Presque trois ans après sa création, les règles du CELI sèment encore la confusion. Depuis le 1er janvier 2009, 6,7 millions de Canadiens ont ouvert un compte d'épargne libre d'impôt.

Libre d'impôt? Oui, mais pas pour ceux qui ont eu le malheur de faire des contributions dépassant la limite de 5000$ par année. L'Agence du revenu du Canada (ARC) impose alors des pénalités de 1% par mois sur l'excédant, comme c'est le cas avec le REER d'ailleurs.

Par inadvertance, André Boucher a versé 5000$ en double dans son CELI. En 2010, sa conseillère financière lui a dit qu'elle avait droit de mettre 10 000$. Il est vrai que les droits de contributions inutilisés s'accumulent d'année en année. Ceux qui n'ont rien mis en 2009 avaient donc droit à 10 000$ en 2010.

Or, la cliente avait oublié qu'elle avait déjà investi 5000$ dans un CELI en 2009, dans une autre institution. Sa conseillère ne lui a jamais suggéré de vérifier combien elle avait contribué l'année précédente, et elle ne l'a pas non plus avertie des pénalités en cas de dépassement.

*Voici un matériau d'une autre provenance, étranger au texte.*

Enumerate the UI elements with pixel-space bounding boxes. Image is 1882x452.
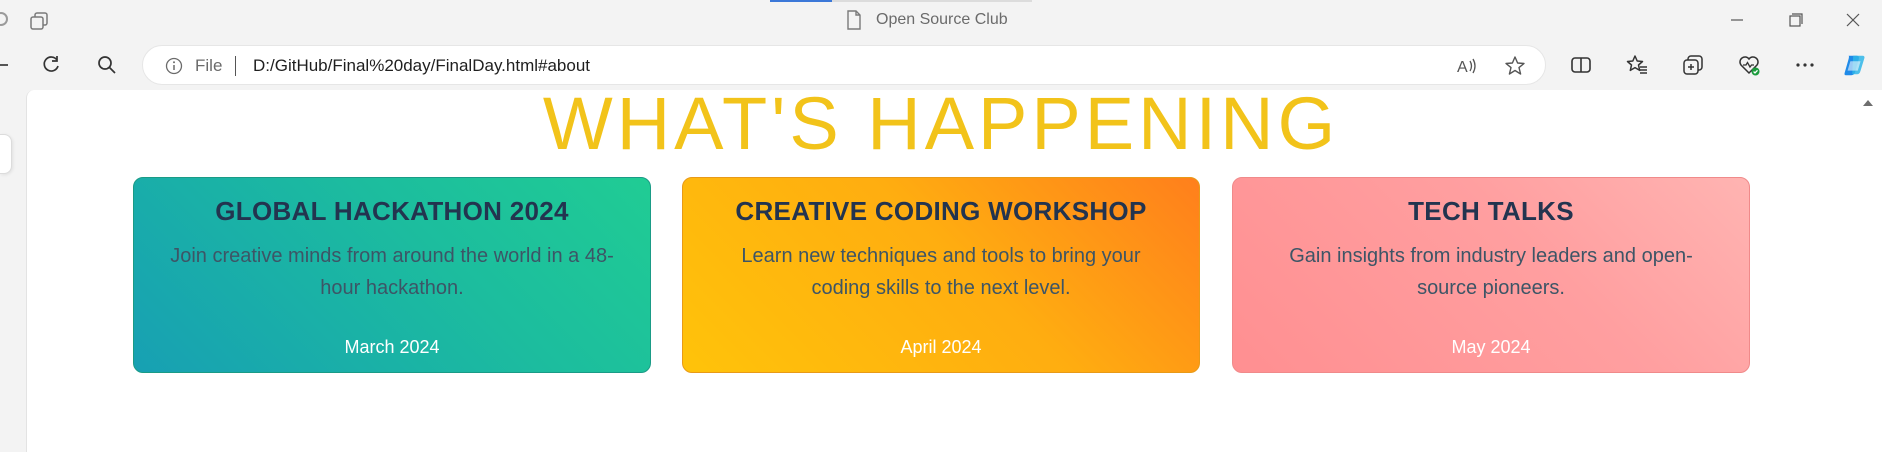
event-card-date: March 2024 [344,337,440,357]
address-bar[interactable]: File D:/GitHub/Final%20day/FinalDay.html… [142,45,1546,85]
event-card-hackathon[interactable]: GLOBAL HACKATHON 2024 Join creative mind… [133,177,651,373]
close-window-button[interactable] [1838,8,1868,32]
event-card-date: April 2024 [900,337,982,357]
event-card-title: CREATIVE CODING WORKSHOP [735,196,1147,226]
url-text[interactable]: D:/GitHub/Final%20day/FinalDay.html#abou… [253,56,590,76]
address-scheme-label: File [195,56,223,75]
copilot-icon[interactable] [1842,52,1868,78]
active-tab-indicator [770,0,832,2]
event-card-description: Gain insights from industry leaders and … [1289,245,1693,299]
collections-icon[interactable] [1680,52,1706,78]
profile-icon[interactable] [0,12,8,26]
svg-text:A: A [1457,59,1468,76]
favorites-icon[interactable] [1624,52,1650,78]
address-separator [235,56,236,76]
add-favorite-icon[interactable] [1503,54,1527,78]
event-card-tech-talks[interactable]: TECH TALKS Gain insights from industry l… [1232,177,1750,373]
tab-actions-icon[interactable] [28,10,50,32]
split-screen-icon[interactable] [1568,52,1594,78]
event-card-date: May 2024 [1451,337,1531,357]
section-headline: WHAT'S HAPPENING [542,82,1340,165]
minimize-button[interactable] [1722,8,1752,32]
event-card-workshop[interactable]: CREATIVE CODING WORKSHOP Learn new techn… [682,177,1200,373]
event-card-title: GLOBAL HACKATHON 2024 [215,196,569,226]
info-icon[interactable] [165,57,183,75]
browser-essentials-icon[interactable] [1736,52,1762,78]
event-card-description: Learn new techniques and tools to bring … [741,245,1141,299]
back-icon[interactable] [0,64,8,66]
event-card-title: TECH TALKS [1408,196,1574,226]
event-card-description: Join creative minds from around the worl… [170,245,614,299]
refresh-button[interactable] [38,52,64,78]
search-icon[interactable] [94,52,120,78]
window-title: Open Source Club [876,11,1008,28]
title-bar: Open Source Club [0,0,1882,40]
restore-button[interactable] [1780,8,1810,32]
read-aloud-icon[interactable]: A [1455,54,1479,78]
page-icon [846,10,862,30]
more-options-icon[interactable] [1792,52,1818,78]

En août dernier, Mme Boucher a reçu une lettre de l'ARC qui lui réclame 450$ pour l'année d'imposition 2010. C'est six fois plus que les maigres intérêts de 75$ que son 5000$ «en trop» lui a rapportés.

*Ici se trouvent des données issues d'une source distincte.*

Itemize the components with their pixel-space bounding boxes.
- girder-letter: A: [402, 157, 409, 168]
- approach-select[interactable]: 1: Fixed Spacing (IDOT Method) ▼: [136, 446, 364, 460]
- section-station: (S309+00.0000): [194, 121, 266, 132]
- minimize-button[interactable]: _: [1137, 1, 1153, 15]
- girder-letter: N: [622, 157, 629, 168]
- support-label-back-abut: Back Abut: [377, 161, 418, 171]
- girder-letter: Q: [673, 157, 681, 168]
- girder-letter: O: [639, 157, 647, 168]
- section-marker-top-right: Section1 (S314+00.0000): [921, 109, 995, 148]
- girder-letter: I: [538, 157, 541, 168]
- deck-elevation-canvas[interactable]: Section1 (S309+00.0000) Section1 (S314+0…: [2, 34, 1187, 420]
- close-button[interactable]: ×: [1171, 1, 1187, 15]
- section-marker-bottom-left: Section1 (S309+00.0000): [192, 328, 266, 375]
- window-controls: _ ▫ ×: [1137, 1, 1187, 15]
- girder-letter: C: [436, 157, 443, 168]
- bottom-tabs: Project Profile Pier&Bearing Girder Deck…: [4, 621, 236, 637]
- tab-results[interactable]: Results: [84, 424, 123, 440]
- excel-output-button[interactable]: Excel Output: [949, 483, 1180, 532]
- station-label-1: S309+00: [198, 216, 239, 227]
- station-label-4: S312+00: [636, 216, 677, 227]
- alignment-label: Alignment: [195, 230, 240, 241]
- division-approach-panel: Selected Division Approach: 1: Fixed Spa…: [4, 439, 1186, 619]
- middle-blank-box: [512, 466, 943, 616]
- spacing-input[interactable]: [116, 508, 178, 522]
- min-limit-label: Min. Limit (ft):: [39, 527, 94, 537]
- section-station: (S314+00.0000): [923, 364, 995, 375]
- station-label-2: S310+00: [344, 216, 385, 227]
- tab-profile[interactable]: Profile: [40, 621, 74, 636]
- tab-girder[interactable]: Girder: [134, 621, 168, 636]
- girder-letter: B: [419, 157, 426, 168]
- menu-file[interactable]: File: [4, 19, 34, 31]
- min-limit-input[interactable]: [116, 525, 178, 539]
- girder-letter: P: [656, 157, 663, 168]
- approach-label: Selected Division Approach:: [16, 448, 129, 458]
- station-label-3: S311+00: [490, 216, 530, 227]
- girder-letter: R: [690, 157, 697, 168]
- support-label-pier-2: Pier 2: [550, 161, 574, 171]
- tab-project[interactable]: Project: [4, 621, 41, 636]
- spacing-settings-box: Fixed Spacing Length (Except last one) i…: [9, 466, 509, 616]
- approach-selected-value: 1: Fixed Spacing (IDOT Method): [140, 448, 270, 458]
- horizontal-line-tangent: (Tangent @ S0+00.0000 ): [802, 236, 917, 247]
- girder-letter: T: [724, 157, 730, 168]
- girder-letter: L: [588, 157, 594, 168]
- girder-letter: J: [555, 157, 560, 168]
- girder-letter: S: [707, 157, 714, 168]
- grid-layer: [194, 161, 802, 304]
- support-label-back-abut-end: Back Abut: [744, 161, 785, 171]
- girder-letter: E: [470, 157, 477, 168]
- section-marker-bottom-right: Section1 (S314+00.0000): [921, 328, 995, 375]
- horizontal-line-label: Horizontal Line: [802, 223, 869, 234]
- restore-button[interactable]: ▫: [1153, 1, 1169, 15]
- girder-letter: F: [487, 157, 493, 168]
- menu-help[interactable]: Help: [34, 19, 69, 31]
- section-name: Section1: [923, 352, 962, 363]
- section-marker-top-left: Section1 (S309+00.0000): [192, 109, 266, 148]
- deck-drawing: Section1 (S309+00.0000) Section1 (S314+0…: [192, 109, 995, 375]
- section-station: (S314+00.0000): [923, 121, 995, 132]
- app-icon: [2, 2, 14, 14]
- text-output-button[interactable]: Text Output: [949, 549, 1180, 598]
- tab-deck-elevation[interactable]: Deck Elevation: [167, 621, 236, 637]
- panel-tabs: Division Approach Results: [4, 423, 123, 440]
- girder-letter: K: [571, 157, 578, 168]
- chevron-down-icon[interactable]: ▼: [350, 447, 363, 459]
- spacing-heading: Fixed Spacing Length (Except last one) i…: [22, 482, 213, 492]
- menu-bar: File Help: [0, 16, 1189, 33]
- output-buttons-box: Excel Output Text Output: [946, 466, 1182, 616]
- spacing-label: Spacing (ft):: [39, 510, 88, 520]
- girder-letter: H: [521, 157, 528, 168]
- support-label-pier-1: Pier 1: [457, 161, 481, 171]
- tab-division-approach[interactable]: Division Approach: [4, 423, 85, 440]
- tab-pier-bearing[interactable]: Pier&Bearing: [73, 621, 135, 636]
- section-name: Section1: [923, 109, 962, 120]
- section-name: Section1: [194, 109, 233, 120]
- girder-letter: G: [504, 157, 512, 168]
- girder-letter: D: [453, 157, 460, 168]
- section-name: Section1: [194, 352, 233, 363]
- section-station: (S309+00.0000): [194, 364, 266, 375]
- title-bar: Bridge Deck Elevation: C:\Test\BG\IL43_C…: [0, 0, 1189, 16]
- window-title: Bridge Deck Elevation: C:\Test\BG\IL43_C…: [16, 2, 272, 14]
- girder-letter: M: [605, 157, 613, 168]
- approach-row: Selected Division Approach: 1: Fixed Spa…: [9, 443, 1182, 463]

Mais ce n'est pas tout. Comme Mme Boucher a ajouté 5000$ en 2011, elle s'attend à une autre facture d'environ 400$ pour l'année d'imposition 2011. «J'ai mis un gros X sur le CELI, dit-elle. J'ai l'impression que je n'en prendrai plus jamais.»

Mme Boucher n'est pas la seule à être dépitée. Bon nombre de Canadiens ont fait des contributions excédentaires parce qu'ils ont mal saisi les règles de retrait du CELI.

Un épargnant peut retirer ses épargnes de son CELI, quand bon lui semble, sans payer d'impôt. Par la suite, il a droit de remettre le même montant dans son CELI. Le hic, c'est qu'il doit attendre l'année suivante.

Ainsi, un contribuable qui met 5000$ dans son CELI, mais le retire la semaine suivante pour un achat qui ne se concrétise pas, doit attendre jusqu'à l'année suivante pour remettre le montant. Sinon, le fisc considérera qu'il a fait une contribution excédentaire de 5000$, même s'il n'a jamais eu plus de 5000$ dans son compte.

«Malheureusement, de nombreux contribuables n'ont pas bien compris ces règles», indique Paul Dubé, ombudsman des contribuables du Canada. L'été dernier, il a déposé un rapport spécial intitulé «Connaître les règles» pour faire le point sur la confusion et les nombreuses plaintes suscitées par le CELI.

L'ombudsman considère que, «l'ARC aurait dû être plus proactive en informant les Canadiens des conséquences fiscales du CELI».

En 2010, le gouvernement du Canada a reconnu qu'il y avait une véritable confusion. Pour l'année d'imposition 2009, l'ARC a donc expédié près de 73 000 lettres à des contribuables qui avaient versé trop d'argent dans leur CELI. Les épargnants ont eu l'occasion de se justifier, afin d'éviter les pénalités de 1% par mois.

De ce nombre, l'Agence a accordé un allègement d'impôt à environ 24 000 individus qui ont fourni une explication raisonnable en regard de leurs cotisations excédentaires, indique Philippe Brideau, porte-parole de l'ARC.

Ceux qui étaient en accord ou qui n'ont pas répondu à la lettre ont reçu un avis de cotisation. Par la suite, l'ARC a reçu 43 000 paiements.

Pour l'année d'imposition 2010, quelque 103 000 contribuables ont reçu une lettre du fisc, l'été dernier, leur demandant plus de renseignement sur leur compte. Cela représente 1,5% des gens qui ont un CELI, un pourcentage semblable à l'année précédente.

Le gouvernement reconnaît que, «le CELI est un programme relativement nouveau et, naturellement, il pourrait encore y avoir des malentendus quant aux règles, et que ces malentendus peuvent avoir mené par inadvertance à des cotisations excédentaires», dit M. Brideau.

Cette année encore, le gouvernement fera donc preuve de la plus grande souplesse possible envers les personnes qui ont véritablement mal compris les règles de cotisation du CELI.